Les scouts du Canal de Bruxelles naviguent sur la Senne dans le respect de tous

Photo: Philomène Raxhon (CC BY NC ND)

(Presque) tous les dimanches, l’irréductible 75ème unité des scouts marins de Bruxelles foule l’impétueuse houle du Canal, à la recherche d’aventures et du large. Bravant toutes les difficultés, les capitaines en herbe apprennent la sécurité et la vie d’équipage. Sans faire passer leurs petits camarades par-dessus bord. À l’ère des continents de plastique, ils apprivoisent l’environnement maritime… à moins que ça ne soit lui qui les apprivoise.

Au bout du quai de Heembeek, un dimanche en fin d’après-midi, seule une voiture basse et vrombissante s’aventure. Un son saccadé s’en échappe, les passagers du véhicule à l’arrêt feignent un headbang peu convaincant. La voiture redémarre ensuite, esquisse un demi-tour crâneur au bord de la chaussée, l’eau toute toute proche, et s’engage à toute vitesse sur la route en pente qui mène à la civilisation. Par civilisation, comprendre le McDo du Docks.

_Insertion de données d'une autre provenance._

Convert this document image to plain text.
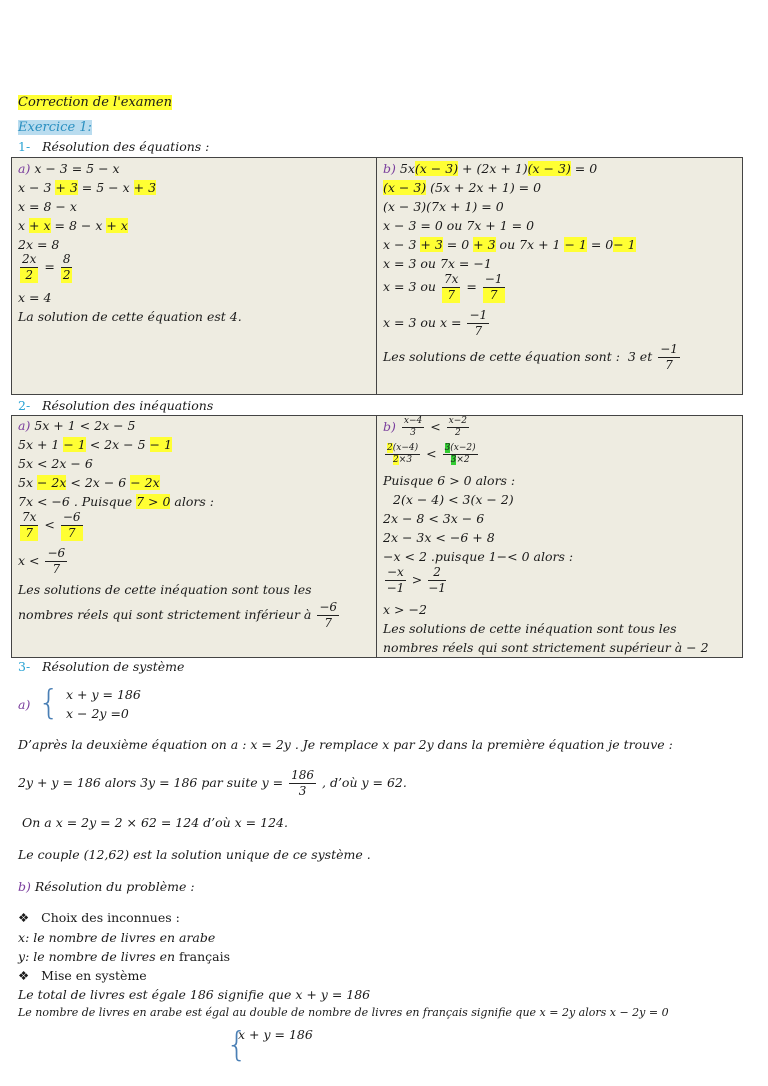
Correction de l'examen
Exercice 1:
1- Résolution des équations :
a) x − 3 = 5 − x
x − 3 + 3 = 5 − x + 3
x = 8 − x
x + x = 8 − x + x
2x = 8
$\frac{2x}{2} = \frac{8}{2}$
x = 4
La solution de cette équation est 4.
b) 5x(x − 3) + (2x + 1)(x − 3) = 0
(x − 3) (5x + 2x + 1) = 0
(x − 3)(7x + 1) = 0
x − 3 = 0 ou 7x + 1 = 0
x − 3 + 3 = 0 + 3 ou 7x + 1 − 1 = 0− 1
x = 3 ou 7x = −1
x = 3 ou $\frac{7x}{7} = \frac{-1}{7}$
x = 3 ou $x = \frac{-1}{7}$
Les solutions de cette équation sont : 3 et $\frac{-1}{7}$
2- Résolution des inéquations
a) 5x + 1 < 2x − 5
5x + 1 − 1 < 2x − 5 − 1
5x < 2x − 6
5x − 2x < 2x − 6 − 2x
7x < −6 . Puisque 7 > 0 alors :
$\frac{7x}{7} < \frac{-6}{7}$
$x < \frac{-6}{7}$
Les solutions de cette inéquation sont tous les
nombres réels qui sont strictement inférieur à $\frac{-6}{7}$
$b) \frac{x-4}{3} < \frac{x-2}{2}$
$\frac{2(x-4)}{2\times 3} < \frac{3(x-2)}{3\times 2}$
Puisque 6 > 0 alors :
2(x − 4) < 3(x − 2)
2x − 8 < 3x − 6
2x − 3x < −6 + 8
−x < 2 .puisque 1−< 0 alors :
$\frac{-x}{-1} > \frac{2}{-1}$
x > −2
Les solutions de cette inéquation sont tous les
nombres réels qui sont strictement supérieur à − 2
3- Résolution de système
a) { x + y = 186
x − 2y =0
D’après la deuxième équation on a : x = 2y . Je remplace x par 2y dans la première équation je trouve :
2y + y = 186 alors 3y = 186 par suite $y = \frac{186}{3}$ , d’où y = 62.
On a x = 2y = 2 × 62 = 124 d’où x = 124.
Le couple (12,62) est la solution unique de ce système .
b) Résolution du problème :
❖ Choix des inconnues :
x: le nombre de livres en arabe
y: le nombre de livres en français
❖ Mise en système
Le total de livres est égale 186 signifie que x + y = 186
Le nombre de livres en arabe est égal au double de nombre de livres en français signifie que x = 2y alors x − 2y = 0
{
x + y = 186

La ligne 3 du tram, la gare de Schaerbeek et le ring sont tous proches aussi. Pourtant, de l’autre côté du pont, tout est silencieux maintenant. Si la petite voiture grise avait pris la peine de rester vingt minutes de plus, elle aurait assisté au spectacle de l’arrivée de la 75ème unité des scouts marins de Bruxelles. Quatre voiliers remplis d’enfants engoncés dans des gilets oranges qui défilent devant le quai, tel un remake de Titanic avec des nains. Les voiles sont déployées et les bateaux fendent la houle. Un ronflement sourd trahit le moteur Suzuki flanqué à l’arrière de l’embarcation, pas tout à fait autonome. Des petites têtes dépassent du flanc du bateau et les capitaines brament des instructions. Les petites mains s’empressent de les exécuter, phalanges serrées sur des cordes multicolores. 

Quatre voiliers remplis d’enfants engoncés dans des gilets oranges qui défilent devant le quai, tel un remake de Titanic avec des nains.

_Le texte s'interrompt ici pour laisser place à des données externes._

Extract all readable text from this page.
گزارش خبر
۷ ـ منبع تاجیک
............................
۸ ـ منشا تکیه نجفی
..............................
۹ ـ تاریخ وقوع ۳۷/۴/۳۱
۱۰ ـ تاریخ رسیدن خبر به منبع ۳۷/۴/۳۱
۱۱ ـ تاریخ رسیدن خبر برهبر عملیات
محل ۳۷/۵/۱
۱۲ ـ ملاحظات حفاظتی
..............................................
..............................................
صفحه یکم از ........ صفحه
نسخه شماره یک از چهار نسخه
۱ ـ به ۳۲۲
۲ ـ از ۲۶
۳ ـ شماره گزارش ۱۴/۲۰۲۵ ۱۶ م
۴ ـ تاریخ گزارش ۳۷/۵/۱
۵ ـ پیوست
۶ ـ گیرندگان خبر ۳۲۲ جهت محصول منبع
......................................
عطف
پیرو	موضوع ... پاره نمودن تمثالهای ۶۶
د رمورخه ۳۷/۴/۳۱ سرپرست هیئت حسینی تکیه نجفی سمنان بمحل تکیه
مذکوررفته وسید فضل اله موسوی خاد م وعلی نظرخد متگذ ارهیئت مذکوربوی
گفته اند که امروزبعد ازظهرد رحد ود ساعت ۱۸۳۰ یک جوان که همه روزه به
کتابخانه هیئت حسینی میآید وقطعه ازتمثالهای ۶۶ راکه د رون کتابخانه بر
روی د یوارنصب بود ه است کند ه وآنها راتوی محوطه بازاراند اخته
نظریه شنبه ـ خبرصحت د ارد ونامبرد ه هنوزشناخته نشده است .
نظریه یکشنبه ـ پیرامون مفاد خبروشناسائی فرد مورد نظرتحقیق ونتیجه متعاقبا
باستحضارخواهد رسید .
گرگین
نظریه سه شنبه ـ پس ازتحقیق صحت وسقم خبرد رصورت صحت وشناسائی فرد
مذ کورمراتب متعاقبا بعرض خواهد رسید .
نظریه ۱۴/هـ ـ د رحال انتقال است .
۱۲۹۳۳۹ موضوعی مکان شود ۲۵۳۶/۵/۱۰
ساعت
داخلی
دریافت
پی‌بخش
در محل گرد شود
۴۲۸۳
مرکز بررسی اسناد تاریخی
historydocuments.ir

Les enfants amarrent finalement quelques mètres plus loin, dans un bassin délimité par des pontons en bois. Le soleil réchauffe ce coin calfeutré du port, l’eau s’y pare de reflets scintillants et prend des airs de marina estivale. Un nombre de gamins à faire frémir Walt Disney s’y déverse. Des bonshommes oranges se lancent la corde, d’un bout à l’autre du ponton, en font des nœuds élaborés autour des bittes d’amarrage et fixent les bateaux fermement contre le quai. Sur la plateforme d’une vingtaine de mètres carrés, les enfants trébuchent sur des cordes et butent contre des boîtes en métal rouillées. Ce capharnaüm sans nom aux yeux étrangers, les chefs et cheffes ne semblent pas s’en préoccuper, ni du ballet bancal qui s’y joue. Le caddie Delhaize dans lequel se balade un scout fainéant paraît téléguidé, tant on ne distingue de son conducteur que les mains bleues sur la poignée. Les plus jeunes ont six ans.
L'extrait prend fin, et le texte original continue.